For those who remember a certain Supreme Court decision called Nixon v Missouri, the Court has once weighed in the matter of state barriers to community networks. In the '96 Telecom Act, Section 253 declares "No State or local statute or regulation, or other State or local legal requirement, may prohibit or have the effect of prohibiting the ability of any entity to provide any interstate or intrastate telecommunications service."
However, the Supreme Court decided in 2004 that Congress was insufficiently clear in its intent to preempt state authority - that "any" did not mean "any" but rather meant something else. In making this decision, it ignored a legislative history with plenty of evidence (see Trent Lott for instance) that suggested Congress meant "any" to mean "any."
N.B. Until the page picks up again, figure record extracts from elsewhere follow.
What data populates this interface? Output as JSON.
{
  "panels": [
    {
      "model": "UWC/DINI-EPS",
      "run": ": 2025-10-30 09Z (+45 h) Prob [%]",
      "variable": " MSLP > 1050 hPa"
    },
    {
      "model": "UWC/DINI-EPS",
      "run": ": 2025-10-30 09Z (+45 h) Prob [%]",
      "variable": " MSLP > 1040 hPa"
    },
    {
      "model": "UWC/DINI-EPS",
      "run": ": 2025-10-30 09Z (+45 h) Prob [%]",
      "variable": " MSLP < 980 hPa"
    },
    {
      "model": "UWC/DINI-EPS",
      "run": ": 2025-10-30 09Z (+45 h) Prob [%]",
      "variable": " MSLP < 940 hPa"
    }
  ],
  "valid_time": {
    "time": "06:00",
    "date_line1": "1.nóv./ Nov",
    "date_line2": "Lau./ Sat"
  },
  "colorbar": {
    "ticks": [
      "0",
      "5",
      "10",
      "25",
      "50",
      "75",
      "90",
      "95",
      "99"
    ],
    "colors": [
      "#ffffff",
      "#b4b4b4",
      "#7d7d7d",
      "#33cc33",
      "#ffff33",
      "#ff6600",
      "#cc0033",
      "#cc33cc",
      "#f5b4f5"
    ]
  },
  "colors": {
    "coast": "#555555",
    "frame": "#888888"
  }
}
ANYway, we lost that one. States were found to have the right to limit the authority of communities to build their own networks. But we have long felt that a different grant of authority gave the FCC the power to overrule state limits of local authority to build networks, Section 706.
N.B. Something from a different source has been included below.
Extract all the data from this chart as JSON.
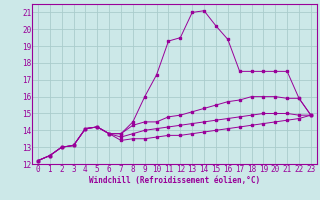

And this is where yesterday's decision comes in. Circuit Judge Silberman concurred in part and dissented in part - but more importantly for us, he explained Section 706. Read along with your own copy from here [pdf].
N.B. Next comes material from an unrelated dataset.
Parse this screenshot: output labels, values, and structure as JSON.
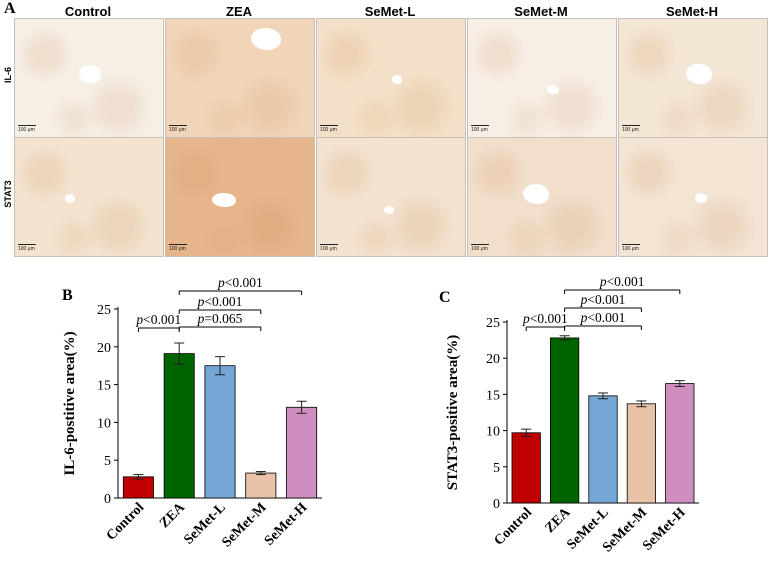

The statute directs the Commission to “encourage the deployment on a reasonable and timely basis of advanced telecommunications capability to all Americans . . . by utilizing . . . price cap regulation, regulatory forbearance, measures that promote competition in the local telecommunications market, or other regulating methods that remove barriers to infrastructure investment.”
As I said, we have long felt the FCC had the power to remove state barriers that limit local authority to build fiber networks under its section 706 authority but we did not know whether the courts would read it in the same way. In describing the difference between its authority to promote competition vs. its power to remove barriers to infrastructure investment, he notes:
An example of a paradigmatic barrier to infrastructure investment would be state laws that prohibit municipalities from creating their own broadband infrastructure to compete against private companies.
The footnotes cites this Wired article for further information. It's "kind of a big deal."
We now have a clear roadmap: Section 706 gives the FCC the authority to remove barriers to infrastructure investment and to promote competition. Restoring local authority to build networks achieves both. The Nixon v. Missouri decision is irrelevant, based on a different section of law. And we have plenty of evidence that when allowed to build their own networks, communities can do a wonderful job... that is what we have been documenting for years.